I joined the John lab after graduating from WPI, with the desire to expand my knowledge and skill set in the laboratory. In my first month I have already been exposed to new techniques and procedures, as well several different approaches to studying glaucoma that result from the complex nature of the disease. I am excited to continue growing and learning as a scientist, and expanding my knowledge of disease pathways.

Graham Clark B.A., Research Assistant. Next: The Kizhatil/Howell Lab, The Jackson Laboratory, Bar Harbor, ME

I received a B.A. in Biochemistry and Mathematics from Bowdoin College, where I performed research in synthetic organic and organometallic chemistry in Rick Broene’s lab. The subject of my honors thesis was the improvement of a cobalt-based catalyst for olefin synthesis. I greatly enjoyed studying synthetic chemistry, but following graduation from Bowdoin, I decided to change things up and pursue biomedical research in preparation for application to medical school. This led to me joining the John Laboratory as a Research Assistant.

My time at the John Lab so far has been very interesting. I have had the opportunity to learn and employ various techniques that I had not been exposed to in my chemistry background, including physiology, genotyping, immunohistochemical staining, and handling and care of mice. I look forward to learning and contributing more.

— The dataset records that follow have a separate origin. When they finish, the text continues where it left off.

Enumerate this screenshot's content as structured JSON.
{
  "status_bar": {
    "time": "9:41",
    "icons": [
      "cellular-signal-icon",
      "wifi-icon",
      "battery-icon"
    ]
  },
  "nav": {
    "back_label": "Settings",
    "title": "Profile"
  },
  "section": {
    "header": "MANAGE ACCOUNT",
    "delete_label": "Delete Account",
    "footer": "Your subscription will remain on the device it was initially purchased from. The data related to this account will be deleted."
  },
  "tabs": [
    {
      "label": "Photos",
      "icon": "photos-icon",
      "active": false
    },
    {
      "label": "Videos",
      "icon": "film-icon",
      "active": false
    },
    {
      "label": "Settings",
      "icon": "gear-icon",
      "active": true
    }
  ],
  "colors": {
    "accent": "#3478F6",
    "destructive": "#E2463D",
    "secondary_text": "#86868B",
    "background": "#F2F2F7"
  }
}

Jocelyn Thomas B.A., Research Assistant

Science, and more specifically, life science, has been a passion of mine since an early age. I continued to foster that curiosity as an undergraduate at Colby College where I received my B.A. in Biology. I was also part of the Colby Achievement Program in the Sciences. While at Colby, I had the opportunity to participate in research in several laboratories, with projects ranging from measuring the effects of an acetylcholine rich diet on the development of the hippocampus portion of rat brains, to better understanding the mechanisms how circadian rhythm proteins cause their effects in fiddler crabs. I joined the John Laboratory team a few months after graduating and I have already learned so much during my time here. I have learned a vast array of techniques for both handling and collecting data from the mice we work with. I have also been trained to carryout genotyping, as well as optic nerve dissections. I really enjoy working in the John Laboratory and appreciate the chance to continue to develop my scientific research skills. The latter is something the John lab is invested in doing for their RAs.

Kelly Keezer,  Laboratory Technician IV. Next: The Howell Lab, The Jackson Laboratory, Bar Harbor, ME

I have been a Laboratory Technician IV in the lab since 2014. I help maintain our core mouse colonies that are needed by everyone in the lab to complete experiments. I am also involved in research with one of our postdoctoral fellows, to develop an inducible model of glaucoma in mice. Our goal is to raise intraocular pressure and cause optic nerve degeneration, as seen in glaucoma. I perform intraocular injections and follow up by measuring intraocular pressure (IOP) using a tonometer, and evaluate optic nerve cupping using optical coherence tomography (OCT). An inducible model of glaucoma will allow us to more quickly assess whether mutations and treatments affect the course of the disease.

I really enjoy working in the lab, as the group continually challenges me to master new techniques. Despite having two very active kids, I am currently working towards my Bachelors Degree through Husson University during the evenings.